Follow conventional commits:

  • feat: New feature
  • fix: Bug fix
  • docs: Documentation changes
  • test: Test additions or changes
  • refactor: Code refactoring
  • perf: Performance improvements
  • chore: Maintenance tasks

Example:

feat: add support for metadata filtering in vector search

- Implement _build_filter_clause for complex filters
- Support $and, $or, $gt, $lt operators
- Add comprehensive tests
- Update documentation

Closes #42

Code Style

Python Style Guide

  • Follow PEP 8
  • Use type hints for all function signatures
  • Maximum line length: 100 characters
  • Use descriptive variable names
  • Add docstrings for all public functions/classes

Docstring Format

async def asimilarity_search(
    self,
    query: str,
    k: int = 4,
    filter: Optional[dict] = None,
    **kwargs: Any,
) -> list[Document]:
    """Search for similar documents.
    
    Args:
        query: Query text
        k: Number of results to return
        filter: Optional metadata filter
        **kwargs: Additional arguments
        
    Returns:
        List of matching documents
        
    Raises:
        ValueError: If query is empty
        
    Example:
        ```python
        results = await store.asimilarity_search("database", k=5)
        ```
    """

Testing Guidelines

  • Write tests for all new features
  • Maintain >80% code coverage
  • Use descriptive test names: test_<function>_<scenario>_<expected_result>
  • Follow AAA pattern: Arrange, Act, Assert
  • Use fixtures for common setup

Example:

async def test_asimilarity_search_with_filter_returns_filtered_results(
    vectorstore: AsyncCockroachDBVectorStore,
    sample_texts: list[str],
    sample_metadatas: list[dict],
) -> None:
    """Test that similarity search respects metadata filters."""
    # Arrange
    await vectorstore.aadd_texts(sample_texts, metadatas=sample_metadatas)
    filter_dict = {"category": {"$eq": "database"}}
    
    # Act
    results = await vectorstore.asimilarity_search("query", k=5, filter=filter_dict)
    
    # Assert
    assert len(results) > 0
    for doc in results:
        assert doc.metadata.get("category") == "database"

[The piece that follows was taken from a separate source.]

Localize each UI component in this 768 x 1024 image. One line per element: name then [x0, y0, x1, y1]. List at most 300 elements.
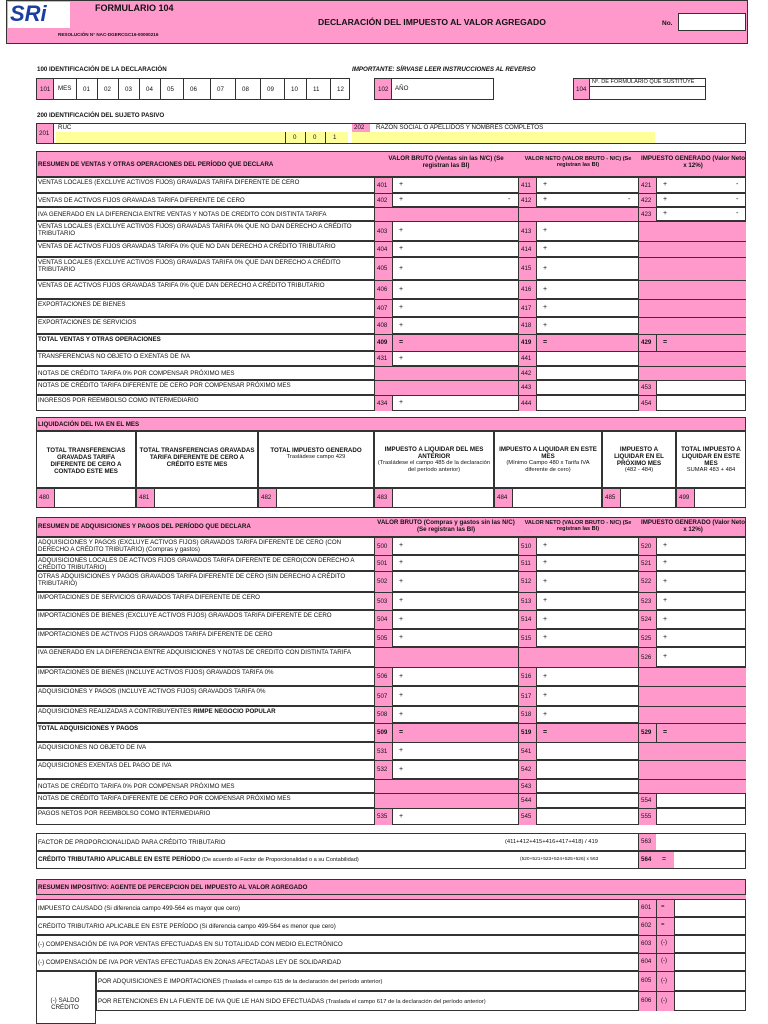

CockroachDB-Specific Considerations

Transaction Retries

When implementing features that use transactions:

  • Use smaller transactions when possible
  • Implement retry logic for serializable isolation
  • Consider using run_transaction() helper
  • Test with induced contention

Vector Operations

  • Default to smaller batch sizes (100-500) for vector inserts
  • Use C-SPANN indexes with appropriate partition sizes
  • Test with various distance strategies (cosine, L2, inner product)
  • Consider prefix columns for multi-tenant scenarios

Performance Testing

When adding performance-critical features:

  • Benchmark with realistic data volumes
  • Test with different index configurations
  • Document performance characteristics
  • Compare with and without indexes

Documentation

What to Document

  • All public APIs
  • Configuration options
  • Usage examples
  • Performance considerations
  • Migration guides (if applicable)

Where to Add Documentation

  • Docstrings in code
  • README.md for quick start
  • Examples in examples/ directory
  • Architecture decisions in code comments

Getting Help

  • Open an issue for bugs or feature requests
  • Join discussions in GitHub Discussions
  • Tag maintainers for urgent issues
  • Check existing issues and PRs first

License

By contributing, you agree that your contributions will be licensed under the Apache License 2.0.